Ne zaman üretirsin?

Zorluklar kapına dayandı mı zekanı devreye sokar, ne yaparım diye beynini zorlarsın. Rahatlık veya zenginlik bazen en çok zararı verir insana.

Hani duymuşsunuzdur, “Şimdiki aklım olsa geçmişteki hataları yapmam.”

O yapılan hatalar aslında sağlıklı düşünememedir.

Şöyle bir 50 yıl ötesine gidelim zaman tünelinde. Hatırlayın köylü o dönemde kara saban ve atla tarlasını sürüp üretim peşinde idi.

Gerçi o dönem tarımın ne kadar değerli olduğu o yıllardaki hükümetler çok değer verirdi üretene. Hani şu sloganları unutmayın.

“Toprak işleyenin, su kullananın” sözü köylü üzerine kurulmuş ve siyasi partiler slogan olarak seçim meydanlarında kullanırlardı.

O dönemlerde “köylü şehirlinin efendisi” sözü çok kullanılmıştır. Köylü yaşadığı köyde fakir olan insanlara her sene hasat zamanı bir çuval buğday vererek onun un yapılmasını sağlar yardımlaşma bir imece şeklinde karşımıza çıkardı. Ekmek, şimdiki fırın ekmeği değil. Yufka ekmeği yapmaya kalkan oldu mu evracını alan koşardı yardıma. Evlerin önünde hevkere dediğimiz alanda köylü domatesini, salatalığını ve patlıcanını yetiştirir bir şekilde kendi yiyeceğini de sağlardı.

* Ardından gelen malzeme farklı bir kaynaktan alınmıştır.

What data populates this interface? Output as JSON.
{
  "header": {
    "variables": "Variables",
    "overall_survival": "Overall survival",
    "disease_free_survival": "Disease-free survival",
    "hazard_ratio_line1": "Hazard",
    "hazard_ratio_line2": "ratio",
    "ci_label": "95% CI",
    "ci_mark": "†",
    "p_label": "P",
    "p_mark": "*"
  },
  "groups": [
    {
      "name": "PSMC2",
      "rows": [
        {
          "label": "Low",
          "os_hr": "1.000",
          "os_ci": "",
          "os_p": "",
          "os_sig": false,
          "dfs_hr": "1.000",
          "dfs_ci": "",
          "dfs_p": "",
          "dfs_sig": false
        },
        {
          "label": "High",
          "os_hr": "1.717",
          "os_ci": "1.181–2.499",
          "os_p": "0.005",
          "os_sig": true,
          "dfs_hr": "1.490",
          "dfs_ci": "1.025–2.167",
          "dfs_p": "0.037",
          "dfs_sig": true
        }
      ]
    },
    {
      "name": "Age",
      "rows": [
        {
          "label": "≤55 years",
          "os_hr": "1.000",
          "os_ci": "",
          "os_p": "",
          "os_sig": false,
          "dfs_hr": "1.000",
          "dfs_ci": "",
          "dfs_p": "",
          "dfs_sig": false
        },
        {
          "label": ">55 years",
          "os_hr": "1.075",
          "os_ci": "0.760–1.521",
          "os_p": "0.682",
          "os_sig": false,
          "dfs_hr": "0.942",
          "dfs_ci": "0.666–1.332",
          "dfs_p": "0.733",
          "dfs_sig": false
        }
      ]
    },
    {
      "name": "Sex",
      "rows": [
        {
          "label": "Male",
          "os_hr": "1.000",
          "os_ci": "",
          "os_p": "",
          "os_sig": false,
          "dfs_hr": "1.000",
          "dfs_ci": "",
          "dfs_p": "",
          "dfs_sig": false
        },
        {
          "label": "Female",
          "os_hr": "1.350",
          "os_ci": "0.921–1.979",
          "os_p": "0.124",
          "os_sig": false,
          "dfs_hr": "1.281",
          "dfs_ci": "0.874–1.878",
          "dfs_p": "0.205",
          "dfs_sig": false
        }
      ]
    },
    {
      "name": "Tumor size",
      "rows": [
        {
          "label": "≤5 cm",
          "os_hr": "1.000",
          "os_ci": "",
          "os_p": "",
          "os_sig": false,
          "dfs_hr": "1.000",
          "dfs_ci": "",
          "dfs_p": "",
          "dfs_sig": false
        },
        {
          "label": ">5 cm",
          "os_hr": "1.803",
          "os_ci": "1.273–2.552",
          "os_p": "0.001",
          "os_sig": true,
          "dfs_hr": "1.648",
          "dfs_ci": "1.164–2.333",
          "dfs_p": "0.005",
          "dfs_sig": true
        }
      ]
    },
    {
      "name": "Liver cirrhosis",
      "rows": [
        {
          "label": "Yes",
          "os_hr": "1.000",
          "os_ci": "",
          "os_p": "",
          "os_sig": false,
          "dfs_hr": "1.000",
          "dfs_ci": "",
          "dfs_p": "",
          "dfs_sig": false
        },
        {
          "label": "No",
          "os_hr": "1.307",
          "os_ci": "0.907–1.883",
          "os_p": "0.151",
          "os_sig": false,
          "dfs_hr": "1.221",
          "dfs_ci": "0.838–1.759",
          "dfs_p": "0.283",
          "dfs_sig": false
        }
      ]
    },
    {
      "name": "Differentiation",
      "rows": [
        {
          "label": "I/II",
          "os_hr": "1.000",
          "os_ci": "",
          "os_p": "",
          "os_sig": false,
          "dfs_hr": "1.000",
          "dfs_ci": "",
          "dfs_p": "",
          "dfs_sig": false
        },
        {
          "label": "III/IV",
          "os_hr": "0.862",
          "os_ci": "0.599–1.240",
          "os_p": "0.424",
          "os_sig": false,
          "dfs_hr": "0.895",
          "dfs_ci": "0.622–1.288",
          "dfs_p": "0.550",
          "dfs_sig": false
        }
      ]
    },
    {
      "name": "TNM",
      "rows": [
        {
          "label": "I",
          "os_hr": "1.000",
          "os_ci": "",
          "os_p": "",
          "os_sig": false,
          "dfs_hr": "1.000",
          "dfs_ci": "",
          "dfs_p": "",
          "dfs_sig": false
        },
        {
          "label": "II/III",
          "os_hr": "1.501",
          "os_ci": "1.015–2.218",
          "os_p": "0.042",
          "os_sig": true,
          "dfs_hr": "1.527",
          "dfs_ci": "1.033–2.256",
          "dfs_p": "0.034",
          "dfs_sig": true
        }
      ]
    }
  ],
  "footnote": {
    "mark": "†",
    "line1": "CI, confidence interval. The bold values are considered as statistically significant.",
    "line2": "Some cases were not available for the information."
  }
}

Geçen gün köyümü ziyarete gittiğimde köy içinde satış yapmaya kalkan sebzeci gördüğümde(!) içim nasıl burkuldu anlatmaya sözler yetmez.

Dedim ki,

Sizin hevkereleriniz var neden üretmekten vaz geçtiniz? Kolaya alıştı gençler! cevabı bir kez daha irkilmeme neden oldu. Peki, ‘Ülke nasıl üretecek ve kalkınacak?’ dediğimde, ‘Zaten her şey artık dışarıdan geliyor, neden üretelim’ dediler. ‘Girdililer çok pahalı ürettiğimizin artık sermayesi bile çıkmıyor!’ dediklerinde, ülke ne olacak dedim?...

Kimsenin umurunda değil ülkenin geleceği! Sanırım dış ülkelerin istediği de buydu, üretmeyen toplumlar iyi bir pazardır egemenler için.

Sonrası daha garip,

Daha önce kazandıkları paralarla köyde herkes evinin önüne gıcır bir araba çekmiş. Şimdi o arabanın hükümetin ikinci kez MTV İsterim dediğinde onu nasıl öderim diye kara, kara düşünmeye başlamış. Aslında her şey tembelleşen köylü ile başladı. Şunu da unutmayalım, hükümetin sırf oylar bana gelsin düşüncesi ile başlayan köylerin mahalleye çevrilmesi bu ülkenin temeline asıl konulan bir dinamitti. Köylü zamanında kazandı evlerinin önüne gıcır, gıcır arabalar çektiler korkum o ki, hepsi yeniden satıp nasıl yaşayacağız sorusunun cevabını arayacak duruma gelmiş. Allah sonunu hayır etsin 21. Yüzyılda tekrar kara sabana dönersek hiç şaşırmam. O niye? Arabayı bırakın köylünün her şeyi olan traktörlerinde satarlarsa şaşmam.